An Innovative Approach to Early Childhood Education

By Karen Shih

For 15 years, Anne Douglass, PhD’09, saw daily the stress faced by low-income families throughout the Boston area. As a preschool teacher, director and education consultant, she worked primarily with children and families who were homeless and experiencing significant trauma.

“There is no policy investment that offers a bigger return on investment than high-quality early care and education. Children who would otherwise be excluded from this opportunity are able perform alongside their more advantaged peers,” she says. “The more I saw this firsthand, the more I wanted to address those inequities at a broader scale.”

She turned to the Heller School to make that possible. “It attracted me because of its interdisciplinary perspective and its deep commitment to applied work,” she says.

Today, as an associate professor and the executive director at the Institute for Early Education Leadership and Innovation at the University of Massachusetts Boston, Douglass trains hundreds of early childhood educators per year in entrepreneurial leadership and small business innovation. Most are teachers who are now pursuing a bachelor’s degree, while others are college graduates earning a post-master’s certificate or doctorate.

“This is my dream job,” she says. “For years, I resisted the temptation to go into academia because I didn’t want to be in an ivory tower thinking about things that would never be implemented. But our leadership development program is like a laboratory. Our students develop ideas about how to improve the quality of early education, test them in classrooms and report results to drive greater change.”

Too often, policies to improve the quality of early care and education are created without input from the educators themselves, says Douglass.

“The work I’m doing at the institute is really trying to change that,” she says. “Our students come to see themselves as leaders and innovators.

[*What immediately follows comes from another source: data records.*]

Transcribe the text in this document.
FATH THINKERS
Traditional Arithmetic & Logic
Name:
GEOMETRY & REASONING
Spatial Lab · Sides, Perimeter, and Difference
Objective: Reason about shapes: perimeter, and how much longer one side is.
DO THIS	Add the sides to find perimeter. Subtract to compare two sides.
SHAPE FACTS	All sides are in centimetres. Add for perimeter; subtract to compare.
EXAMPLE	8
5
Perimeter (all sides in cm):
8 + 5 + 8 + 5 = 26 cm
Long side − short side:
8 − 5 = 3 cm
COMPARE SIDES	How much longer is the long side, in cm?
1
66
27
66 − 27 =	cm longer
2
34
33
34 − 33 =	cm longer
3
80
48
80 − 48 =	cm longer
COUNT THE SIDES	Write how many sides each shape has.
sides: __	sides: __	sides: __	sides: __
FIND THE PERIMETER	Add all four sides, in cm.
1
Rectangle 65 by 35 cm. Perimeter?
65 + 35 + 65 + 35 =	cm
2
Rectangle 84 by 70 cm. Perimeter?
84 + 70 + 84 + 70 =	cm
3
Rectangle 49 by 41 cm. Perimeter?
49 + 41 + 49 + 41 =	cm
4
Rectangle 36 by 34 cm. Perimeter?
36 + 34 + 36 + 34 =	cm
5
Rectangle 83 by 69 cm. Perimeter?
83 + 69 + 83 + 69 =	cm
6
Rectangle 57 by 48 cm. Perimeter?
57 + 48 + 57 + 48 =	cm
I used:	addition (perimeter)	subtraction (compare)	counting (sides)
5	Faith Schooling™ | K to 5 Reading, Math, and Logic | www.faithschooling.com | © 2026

Instead of leaving the field, as many early educators do, they stay and become agents of change.”

For example, one student designed an app that allowed teachers and parents to share songs they sang in the classroom and at home, often in other languages. This helped cultivate children’s early language skills. Through the support and connections of the institute, that alumna is now planning to expand the idea throughout Massachusetts.

Being open to new ideas is key in both her work today and throughout her studies, Douglass says.

“I went into Heller to pursue what I was most passionate about and learned things I knew nothing about before, like organizational theory with Jody Hoffer Gittell. The immersion in organizational science research and theories of leadership have proved to be most influential in shaping my ideas and bringing them to fruition.”